Less than a decade ago there was really only two factors to consider when choosing a light bulb: 1) the brand, and 2) the wattage. But in the age of brownouts and blackouts, energy conservation and government initiatives have pushed citizens toward implementing more energy efficient standards, resulting in the eventual farewell to the common incandescent bulb.
CFLs are now commonplace, but they now seem to be a stopgap when considering the benefits of LED lighting technology, which are just now becoming more readily available in retail stores in bulb form. But at what price will the general public find a little tenderness for LEDs and turn off the lights on more affordable CFL bulbs?
Last week the MIT Technology Review, The Wall Street Journal, Scientific American, The Verge, and a slew of others all hint the time of the LED bulb has finally arrived with the announcement of the $10 LED light bulb, North Carolina-based Cree Inc.'s 40-watt equivalent LED light bulb (currently available at Home Depot). Whether this is truly the magic number for consumers to migrate from what feels like a fairly new standard (CFL) over to a lighting technology superior in just about every other way except price is yet to be determined.

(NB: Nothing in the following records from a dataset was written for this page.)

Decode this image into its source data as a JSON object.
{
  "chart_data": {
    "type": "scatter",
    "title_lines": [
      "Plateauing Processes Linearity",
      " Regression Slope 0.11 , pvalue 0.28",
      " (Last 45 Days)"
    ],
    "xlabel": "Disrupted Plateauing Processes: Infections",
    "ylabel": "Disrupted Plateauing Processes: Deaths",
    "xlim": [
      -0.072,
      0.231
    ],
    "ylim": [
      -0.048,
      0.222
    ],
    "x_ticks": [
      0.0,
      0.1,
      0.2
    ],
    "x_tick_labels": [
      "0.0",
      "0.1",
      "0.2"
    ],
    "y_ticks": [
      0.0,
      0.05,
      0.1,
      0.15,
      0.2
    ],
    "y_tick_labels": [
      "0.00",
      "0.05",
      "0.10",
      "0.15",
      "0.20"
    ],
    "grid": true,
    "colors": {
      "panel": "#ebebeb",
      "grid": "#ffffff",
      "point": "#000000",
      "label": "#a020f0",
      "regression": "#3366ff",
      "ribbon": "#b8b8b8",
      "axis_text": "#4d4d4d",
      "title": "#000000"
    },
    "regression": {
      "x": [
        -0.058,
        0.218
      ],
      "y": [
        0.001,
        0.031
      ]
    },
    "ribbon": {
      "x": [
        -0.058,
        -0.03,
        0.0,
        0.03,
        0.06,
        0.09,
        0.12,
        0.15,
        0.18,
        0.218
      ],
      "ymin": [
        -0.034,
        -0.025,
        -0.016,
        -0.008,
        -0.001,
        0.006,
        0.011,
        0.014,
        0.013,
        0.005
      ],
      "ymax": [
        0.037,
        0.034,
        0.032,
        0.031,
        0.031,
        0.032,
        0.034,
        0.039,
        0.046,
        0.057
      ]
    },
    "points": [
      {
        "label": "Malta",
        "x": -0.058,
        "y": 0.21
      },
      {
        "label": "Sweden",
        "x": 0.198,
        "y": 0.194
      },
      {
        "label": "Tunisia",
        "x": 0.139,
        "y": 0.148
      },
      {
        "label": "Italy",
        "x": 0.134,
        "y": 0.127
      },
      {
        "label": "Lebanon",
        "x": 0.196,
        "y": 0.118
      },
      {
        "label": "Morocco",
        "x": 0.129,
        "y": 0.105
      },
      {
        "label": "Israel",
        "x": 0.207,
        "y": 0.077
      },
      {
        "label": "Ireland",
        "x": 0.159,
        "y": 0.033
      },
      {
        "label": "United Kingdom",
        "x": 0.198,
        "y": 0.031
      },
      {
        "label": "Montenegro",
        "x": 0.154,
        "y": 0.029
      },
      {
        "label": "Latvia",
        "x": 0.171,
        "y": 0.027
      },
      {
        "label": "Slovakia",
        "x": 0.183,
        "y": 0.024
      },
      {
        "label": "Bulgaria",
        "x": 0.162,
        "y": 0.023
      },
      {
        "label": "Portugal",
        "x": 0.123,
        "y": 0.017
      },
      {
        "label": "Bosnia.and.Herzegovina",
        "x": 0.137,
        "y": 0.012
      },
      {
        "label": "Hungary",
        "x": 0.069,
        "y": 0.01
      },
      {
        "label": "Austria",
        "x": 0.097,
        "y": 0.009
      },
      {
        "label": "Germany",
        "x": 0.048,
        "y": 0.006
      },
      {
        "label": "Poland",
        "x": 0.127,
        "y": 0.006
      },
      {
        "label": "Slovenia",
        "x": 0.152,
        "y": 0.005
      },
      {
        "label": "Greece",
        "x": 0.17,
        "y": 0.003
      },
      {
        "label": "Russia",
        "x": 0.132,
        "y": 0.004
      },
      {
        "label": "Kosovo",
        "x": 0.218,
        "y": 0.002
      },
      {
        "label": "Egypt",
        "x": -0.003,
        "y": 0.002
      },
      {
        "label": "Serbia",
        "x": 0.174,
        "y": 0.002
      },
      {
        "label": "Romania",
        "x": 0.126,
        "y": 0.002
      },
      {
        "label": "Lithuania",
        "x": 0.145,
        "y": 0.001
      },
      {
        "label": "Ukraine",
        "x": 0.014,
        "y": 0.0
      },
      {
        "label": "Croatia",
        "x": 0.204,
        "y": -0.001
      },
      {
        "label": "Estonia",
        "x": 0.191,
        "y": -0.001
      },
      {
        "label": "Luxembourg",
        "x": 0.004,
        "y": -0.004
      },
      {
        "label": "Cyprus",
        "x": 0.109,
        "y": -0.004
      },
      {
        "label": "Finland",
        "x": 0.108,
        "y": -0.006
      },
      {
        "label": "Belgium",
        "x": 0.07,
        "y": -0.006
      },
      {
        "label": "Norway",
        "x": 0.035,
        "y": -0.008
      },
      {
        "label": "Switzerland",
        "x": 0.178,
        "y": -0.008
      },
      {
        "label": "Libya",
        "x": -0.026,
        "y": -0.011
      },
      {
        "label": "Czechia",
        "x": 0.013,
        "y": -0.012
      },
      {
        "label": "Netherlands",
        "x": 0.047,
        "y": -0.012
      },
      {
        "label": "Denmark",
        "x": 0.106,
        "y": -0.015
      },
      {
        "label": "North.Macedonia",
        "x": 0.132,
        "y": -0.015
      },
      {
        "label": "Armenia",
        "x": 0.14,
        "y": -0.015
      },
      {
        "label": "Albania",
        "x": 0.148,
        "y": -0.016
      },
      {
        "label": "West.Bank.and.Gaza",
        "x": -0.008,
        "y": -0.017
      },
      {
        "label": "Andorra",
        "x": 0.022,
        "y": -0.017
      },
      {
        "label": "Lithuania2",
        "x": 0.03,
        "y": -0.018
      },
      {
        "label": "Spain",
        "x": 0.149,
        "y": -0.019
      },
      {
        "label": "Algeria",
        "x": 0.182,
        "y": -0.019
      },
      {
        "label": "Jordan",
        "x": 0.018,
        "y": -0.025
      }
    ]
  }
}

But what every consumer should know are some of the basic characteristics of the LED light bulb, including how they work, the light they produce, and even the reasoning behind their unconventional shapes (if you'd like to see how past LED bulbs measured up to CFLs, check out our Light Bulb Wars series).
So let's start off with why LED bulbs look so different from either CFL or incandescent bulbs. LED bulbs often sport a vented science fiction industrial design which appears more befitting of aeronautical use than inside your IKEA lamp. But there's a reason for the grilled design, as explained by Martin LaMonica of the MIT Technology Review:
To wick away heat from the LEDs themselves—the pinhole-size semiconductors that produce light—bulbs need to have heat sinks. Many have metal fins on the bottom half of the bulbs, which can make for an odd-looking light. That’s something to consider in certain fixtures where it could be obvious.
As of March 2012, manufacturers will have the option of including lumen maintenance and warranty on the LED Lighting Facts label. The original five metrics, lumens, watts, efficacy, color rendering index and correlated color temperature, are still required. However, manufacturers can now choose to list one, both or neither of the lumen maintenance and warranty metrics.
Does the $9.97 hit a sweet spot? Or does this feel too much like the 2nd coming of CFL bulbs for you at this point to make the switch over?